In most existing reports evaluating segmentation accuracy done in the native resolution (∼1 $mm$ isotropic), the imaging reviewers only have to manually contour roughly 30 slices to cover the entire hippocampus. While this process is already time consuming and tedious, it is still manageable. Fortunately, the results of these efforts are publicly available for the community in several outstanding open data sets, such as [Boccardi et al., 2015], which includes more than one hundred expert validated segmentations.

By contrast, to validate the fine detailed segmentation/morphology in the present work, one has to contour ten times as many slices. In addition, in each slice, much more precision has to be taken to delineate the shape detail. Essentially, contouring each volume is similar to that in [Yushkevich et al., 2009] and many fewer data sets can be manually contoured in a given amount of time.
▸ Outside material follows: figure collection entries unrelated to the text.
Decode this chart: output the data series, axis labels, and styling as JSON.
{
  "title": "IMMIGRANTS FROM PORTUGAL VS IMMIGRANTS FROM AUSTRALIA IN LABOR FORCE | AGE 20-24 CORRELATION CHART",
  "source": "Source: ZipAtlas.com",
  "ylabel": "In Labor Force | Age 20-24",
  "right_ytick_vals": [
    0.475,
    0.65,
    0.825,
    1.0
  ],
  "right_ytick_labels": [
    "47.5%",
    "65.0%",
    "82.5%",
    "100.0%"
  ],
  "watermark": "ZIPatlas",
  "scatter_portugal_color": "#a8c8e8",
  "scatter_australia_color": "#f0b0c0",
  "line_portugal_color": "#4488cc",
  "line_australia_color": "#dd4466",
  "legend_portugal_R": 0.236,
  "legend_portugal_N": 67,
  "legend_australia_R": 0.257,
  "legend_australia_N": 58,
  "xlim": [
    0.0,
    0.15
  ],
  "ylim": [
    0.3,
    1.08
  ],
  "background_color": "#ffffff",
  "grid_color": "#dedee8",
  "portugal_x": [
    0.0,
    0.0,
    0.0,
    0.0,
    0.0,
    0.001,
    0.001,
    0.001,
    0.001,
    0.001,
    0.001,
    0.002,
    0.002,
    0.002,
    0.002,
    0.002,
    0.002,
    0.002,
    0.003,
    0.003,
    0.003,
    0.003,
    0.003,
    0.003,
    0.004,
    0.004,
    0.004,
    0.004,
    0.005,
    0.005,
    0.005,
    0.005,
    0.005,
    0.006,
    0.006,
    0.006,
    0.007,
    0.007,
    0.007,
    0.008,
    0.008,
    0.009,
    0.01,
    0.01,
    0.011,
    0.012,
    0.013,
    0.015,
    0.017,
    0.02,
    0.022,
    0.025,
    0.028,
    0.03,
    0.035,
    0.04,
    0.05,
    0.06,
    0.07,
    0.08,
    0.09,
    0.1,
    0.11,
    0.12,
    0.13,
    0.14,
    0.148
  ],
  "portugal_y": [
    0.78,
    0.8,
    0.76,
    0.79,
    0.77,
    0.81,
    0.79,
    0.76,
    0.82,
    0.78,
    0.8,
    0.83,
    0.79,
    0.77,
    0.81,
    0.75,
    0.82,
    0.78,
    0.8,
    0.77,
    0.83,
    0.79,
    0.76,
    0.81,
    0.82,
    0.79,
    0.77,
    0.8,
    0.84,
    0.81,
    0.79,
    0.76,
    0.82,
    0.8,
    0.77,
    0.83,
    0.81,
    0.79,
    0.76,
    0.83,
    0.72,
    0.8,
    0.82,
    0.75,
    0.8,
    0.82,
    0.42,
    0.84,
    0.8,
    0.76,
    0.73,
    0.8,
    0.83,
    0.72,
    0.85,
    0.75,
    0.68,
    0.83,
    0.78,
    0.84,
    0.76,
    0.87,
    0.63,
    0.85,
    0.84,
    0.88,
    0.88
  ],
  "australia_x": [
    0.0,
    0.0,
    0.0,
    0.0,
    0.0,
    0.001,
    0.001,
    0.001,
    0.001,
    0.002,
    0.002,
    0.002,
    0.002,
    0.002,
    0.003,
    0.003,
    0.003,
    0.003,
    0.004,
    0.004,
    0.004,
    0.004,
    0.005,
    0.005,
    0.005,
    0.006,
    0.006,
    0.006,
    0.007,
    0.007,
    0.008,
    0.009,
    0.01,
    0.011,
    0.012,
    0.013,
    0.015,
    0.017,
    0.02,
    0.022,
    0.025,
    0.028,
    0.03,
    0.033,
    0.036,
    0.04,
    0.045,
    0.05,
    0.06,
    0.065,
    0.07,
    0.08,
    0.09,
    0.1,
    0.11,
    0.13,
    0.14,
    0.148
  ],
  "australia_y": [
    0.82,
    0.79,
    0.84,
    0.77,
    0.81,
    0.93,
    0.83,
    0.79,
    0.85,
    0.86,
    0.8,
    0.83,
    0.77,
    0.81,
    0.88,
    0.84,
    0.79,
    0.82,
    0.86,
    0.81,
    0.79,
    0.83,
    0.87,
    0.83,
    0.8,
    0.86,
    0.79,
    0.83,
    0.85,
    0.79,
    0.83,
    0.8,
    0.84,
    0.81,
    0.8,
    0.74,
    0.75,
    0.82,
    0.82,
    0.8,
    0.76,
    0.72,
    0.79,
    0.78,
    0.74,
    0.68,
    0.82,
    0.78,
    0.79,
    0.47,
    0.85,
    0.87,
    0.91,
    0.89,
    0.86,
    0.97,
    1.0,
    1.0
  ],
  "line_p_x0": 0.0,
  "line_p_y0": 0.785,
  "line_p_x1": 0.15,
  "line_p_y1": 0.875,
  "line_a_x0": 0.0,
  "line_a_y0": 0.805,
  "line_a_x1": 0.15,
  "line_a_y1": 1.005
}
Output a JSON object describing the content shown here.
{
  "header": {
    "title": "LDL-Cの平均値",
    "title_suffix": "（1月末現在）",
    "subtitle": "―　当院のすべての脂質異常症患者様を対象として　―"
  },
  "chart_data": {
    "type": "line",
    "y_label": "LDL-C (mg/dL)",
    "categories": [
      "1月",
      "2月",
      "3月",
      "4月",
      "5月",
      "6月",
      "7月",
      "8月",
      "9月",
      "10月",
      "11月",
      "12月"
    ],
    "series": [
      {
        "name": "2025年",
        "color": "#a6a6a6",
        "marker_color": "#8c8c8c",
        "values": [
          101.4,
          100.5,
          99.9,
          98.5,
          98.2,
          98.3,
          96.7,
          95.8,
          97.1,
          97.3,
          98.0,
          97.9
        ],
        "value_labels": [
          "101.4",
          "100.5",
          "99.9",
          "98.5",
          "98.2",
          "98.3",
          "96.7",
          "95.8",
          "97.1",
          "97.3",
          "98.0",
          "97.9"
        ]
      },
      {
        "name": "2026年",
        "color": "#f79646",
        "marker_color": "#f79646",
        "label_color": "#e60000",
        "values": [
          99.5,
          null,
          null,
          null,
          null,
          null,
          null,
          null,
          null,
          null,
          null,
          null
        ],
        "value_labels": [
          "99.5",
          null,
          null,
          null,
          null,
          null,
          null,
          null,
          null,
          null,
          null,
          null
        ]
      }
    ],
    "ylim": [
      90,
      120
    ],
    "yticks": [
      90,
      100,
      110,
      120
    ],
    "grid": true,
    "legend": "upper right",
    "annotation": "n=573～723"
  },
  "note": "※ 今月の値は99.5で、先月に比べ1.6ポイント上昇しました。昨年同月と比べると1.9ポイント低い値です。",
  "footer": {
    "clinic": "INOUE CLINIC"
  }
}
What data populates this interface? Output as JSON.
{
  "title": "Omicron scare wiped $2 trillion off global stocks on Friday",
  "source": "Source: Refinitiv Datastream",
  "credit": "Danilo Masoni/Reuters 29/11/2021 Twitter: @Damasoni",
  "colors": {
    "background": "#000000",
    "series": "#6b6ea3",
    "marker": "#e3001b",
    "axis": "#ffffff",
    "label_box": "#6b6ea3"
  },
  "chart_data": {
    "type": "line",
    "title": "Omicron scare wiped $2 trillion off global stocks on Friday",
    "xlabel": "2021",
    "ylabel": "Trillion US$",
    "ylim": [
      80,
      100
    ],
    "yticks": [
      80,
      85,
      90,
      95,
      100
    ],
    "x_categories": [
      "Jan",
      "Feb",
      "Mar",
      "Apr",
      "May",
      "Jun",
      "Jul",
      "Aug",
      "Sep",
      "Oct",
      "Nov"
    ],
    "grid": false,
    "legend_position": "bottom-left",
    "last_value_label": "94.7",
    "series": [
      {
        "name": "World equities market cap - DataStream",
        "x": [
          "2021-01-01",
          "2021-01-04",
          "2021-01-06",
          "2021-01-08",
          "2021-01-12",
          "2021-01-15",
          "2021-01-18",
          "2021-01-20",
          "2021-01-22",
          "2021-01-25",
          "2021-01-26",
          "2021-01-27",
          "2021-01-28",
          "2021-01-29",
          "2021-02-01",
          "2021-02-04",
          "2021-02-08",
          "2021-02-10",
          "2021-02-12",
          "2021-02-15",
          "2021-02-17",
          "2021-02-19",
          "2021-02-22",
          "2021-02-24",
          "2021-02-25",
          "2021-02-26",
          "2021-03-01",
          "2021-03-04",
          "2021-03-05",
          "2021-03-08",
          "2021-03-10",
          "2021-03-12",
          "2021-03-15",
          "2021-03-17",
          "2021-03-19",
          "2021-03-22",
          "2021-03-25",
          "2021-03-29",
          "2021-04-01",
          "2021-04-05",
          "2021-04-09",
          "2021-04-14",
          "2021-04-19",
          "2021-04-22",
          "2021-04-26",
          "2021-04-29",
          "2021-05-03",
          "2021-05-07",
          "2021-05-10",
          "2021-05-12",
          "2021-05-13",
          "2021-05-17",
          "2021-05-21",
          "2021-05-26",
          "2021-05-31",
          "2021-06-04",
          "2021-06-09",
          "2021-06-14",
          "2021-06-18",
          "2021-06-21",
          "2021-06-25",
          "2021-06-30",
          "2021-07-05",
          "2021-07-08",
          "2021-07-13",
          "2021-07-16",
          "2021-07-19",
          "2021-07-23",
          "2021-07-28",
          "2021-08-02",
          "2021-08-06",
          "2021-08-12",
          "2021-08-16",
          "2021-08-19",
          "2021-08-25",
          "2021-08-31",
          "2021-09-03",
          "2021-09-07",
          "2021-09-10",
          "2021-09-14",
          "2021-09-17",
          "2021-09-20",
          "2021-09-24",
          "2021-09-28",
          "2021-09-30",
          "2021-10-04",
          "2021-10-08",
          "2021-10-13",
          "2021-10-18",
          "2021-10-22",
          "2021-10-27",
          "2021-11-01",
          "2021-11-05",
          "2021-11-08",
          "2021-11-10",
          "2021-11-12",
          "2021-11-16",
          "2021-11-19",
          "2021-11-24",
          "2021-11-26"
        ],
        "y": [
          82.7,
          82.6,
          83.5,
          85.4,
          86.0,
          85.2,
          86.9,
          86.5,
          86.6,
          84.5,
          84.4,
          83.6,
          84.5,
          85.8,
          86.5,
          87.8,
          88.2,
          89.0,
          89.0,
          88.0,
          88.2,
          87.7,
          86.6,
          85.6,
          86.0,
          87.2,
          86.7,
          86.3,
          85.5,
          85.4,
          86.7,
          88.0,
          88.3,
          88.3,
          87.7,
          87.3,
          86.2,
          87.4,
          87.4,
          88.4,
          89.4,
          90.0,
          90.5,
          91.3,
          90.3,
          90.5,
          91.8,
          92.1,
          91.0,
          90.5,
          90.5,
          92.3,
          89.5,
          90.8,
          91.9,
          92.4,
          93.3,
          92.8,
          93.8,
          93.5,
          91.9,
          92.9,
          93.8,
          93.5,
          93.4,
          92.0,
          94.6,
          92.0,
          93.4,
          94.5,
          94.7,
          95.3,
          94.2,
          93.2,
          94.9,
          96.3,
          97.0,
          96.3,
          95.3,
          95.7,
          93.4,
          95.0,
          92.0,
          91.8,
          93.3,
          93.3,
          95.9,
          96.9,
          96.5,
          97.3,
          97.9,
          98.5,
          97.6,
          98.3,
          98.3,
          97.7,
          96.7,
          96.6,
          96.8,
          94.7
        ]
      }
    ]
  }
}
This poses a general problem of validation of image computing in the era of big data. Previously, human computation has always been considered to be the reference standard against which any computer based algorithm must be compared. Consequently, the computer aided segmentation has only facilitated or approximated human contouring in the clinical resolution settings. Unfortunately, the complexity and size of data sets have increased to the extent that human evaluation cannot not feasibly meet the need for validation, both quantitatively and qualitatively. At such a high resolution and data quantity, the paradigm has shifted and the computer aid is no long merely facilitating, but rather has become indispensable.

One example is in the statistical shape analysis where group difference is computed from two sets of complex geometric shapes. There, the results are inherently not assessable to human observers. Recently, this issue has been addressed by designing an algorithm to validate other algorithms [Gao et al., 2014], and newly designed algorithm can now be quantitatively validated against algorithm‐generated, instead of human‐generated, “ground truth” [Gao and Bouix, 2016]. Similarly, in the digital pathology field, the segmentation of millions of nuclei in a single whole slide histopathology scan is impossible to be checked by any imaginable single human effort, and a computational approach is necessary to aid such a process [Zhou et al., 2017].

Inspired by those ideas, adopting such algorithm‐generated data sets as the “ground truth” reference may be a feasible solution for the validation of fine detailed image segmentation. However, how such data sets can be designed and how to avoid bias in the validation, are important yet unsolved future research topics.